Wetherspoons clarified that the rule applies to children under the age of 16 and has been in place for the last eight years.

The advice came to light after a Wetherspoons pub named the Robert Pocock in Gravesend, Kent put a poster outside informing visitors of it.

The poster, which has now been taken down, read: “As part of our licensing it is our responsibility to ensure that we are protecting children from harm.

“Therefore adults in charge of children will be allowed to have one alcoholic drink and a further alcoholic drink with a sit-down meal.”

Some visitors photographed the poster and shared their reactions on social media, with many criticising the guidance.

“Surely the rule should be to ask parents of any badly behaved children to leave whether or not they’re drinking alcohol?” tweeted one person, who described the guidance as “judgemental”.

Meanwhile, another wrote: “This will not go down well”.

However, not everyone was quite so critical, with one parent calling the move a “step in the right direction”, adding: “Employees of anywhere which sells alcohol have the right to work in safe environments, free from drama, and awful behaviour”.

Another person applauded the sign and also argued that children “shouldn’t be allowed into pubs at all”.

Wetherspoons has since clarified its stance on parents drinking alcohol in a statement given to The Independent.

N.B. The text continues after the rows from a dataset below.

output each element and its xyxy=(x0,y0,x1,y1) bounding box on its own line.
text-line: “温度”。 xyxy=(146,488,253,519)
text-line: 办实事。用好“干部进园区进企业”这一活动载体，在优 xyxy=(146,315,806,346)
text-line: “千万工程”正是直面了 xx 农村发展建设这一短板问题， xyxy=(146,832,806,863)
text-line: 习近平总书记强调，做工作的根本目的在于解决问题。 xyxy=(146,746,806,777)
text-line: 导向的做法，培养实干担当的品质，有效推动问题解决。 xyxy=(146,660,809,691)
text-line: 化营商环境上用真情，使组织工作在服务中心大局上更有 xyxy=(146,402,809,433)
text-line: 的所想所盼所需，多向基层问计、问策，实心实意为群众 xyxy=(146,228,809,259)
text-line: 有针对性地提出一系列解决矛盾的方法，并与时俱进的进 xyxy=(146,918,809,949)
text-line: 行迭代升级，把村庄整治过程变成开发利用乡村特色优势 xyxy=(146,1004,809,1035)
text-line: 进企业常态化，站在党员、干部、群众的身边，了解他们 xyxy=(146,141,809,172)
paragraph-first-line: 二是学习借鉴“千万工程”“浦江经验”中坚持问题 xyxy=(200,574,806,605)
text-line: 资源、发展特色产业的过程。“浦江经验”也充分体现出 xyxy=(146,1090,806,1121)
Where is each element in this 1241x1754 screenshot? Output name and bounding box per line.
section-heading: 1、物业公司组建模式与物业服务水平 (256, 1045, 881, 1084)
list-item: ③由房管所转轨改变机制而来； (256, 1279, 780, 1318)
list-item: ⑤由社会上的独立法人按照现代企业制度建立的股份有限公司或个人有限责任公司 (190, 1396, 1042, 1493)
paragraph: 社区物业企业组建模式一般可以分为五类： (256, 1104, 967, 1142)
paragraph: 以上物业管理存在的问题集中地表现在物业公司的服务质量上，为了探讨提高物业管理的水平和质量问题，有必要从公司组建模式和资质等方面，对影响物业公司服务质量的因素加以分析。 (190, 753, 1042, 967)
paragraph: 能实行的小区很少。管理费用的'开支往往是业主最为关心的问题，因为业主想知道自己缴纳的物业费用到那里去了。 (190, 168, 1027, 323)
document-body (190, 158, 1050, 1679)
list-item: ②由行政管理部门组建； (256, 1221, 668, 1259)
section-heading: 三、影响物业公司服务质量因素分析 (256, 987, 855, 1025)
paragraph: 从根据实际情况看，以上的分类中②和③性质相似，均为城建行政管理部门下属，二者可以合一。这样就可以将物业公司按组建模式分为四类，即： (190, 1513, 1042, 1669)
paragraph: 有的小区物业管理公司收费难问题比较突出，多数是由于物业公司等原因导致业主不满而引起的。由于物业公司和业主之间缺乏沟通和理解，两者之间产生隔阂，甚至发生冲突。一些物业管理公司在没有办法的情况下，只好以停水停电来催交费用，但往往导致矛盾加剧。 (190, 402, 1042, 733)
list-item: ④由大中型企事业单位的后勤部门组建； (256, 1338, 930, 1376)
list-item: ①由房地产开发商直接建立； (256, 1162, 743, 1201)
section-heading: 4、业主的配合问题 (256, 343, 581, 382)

“Our pubs welcome children under the age of 16 with an adult. They must order a meal," said spokesperson Eddie Gershon.

“There is a guideline, though not a policy, that we will serve the adult a maximum of two alcoholic drinks with their meal.

“This has been the situation in our pubs for the past eight years. The reason is that we don’t want children being unruly in the pubs and parents thinking they can continue to drink while this happens.”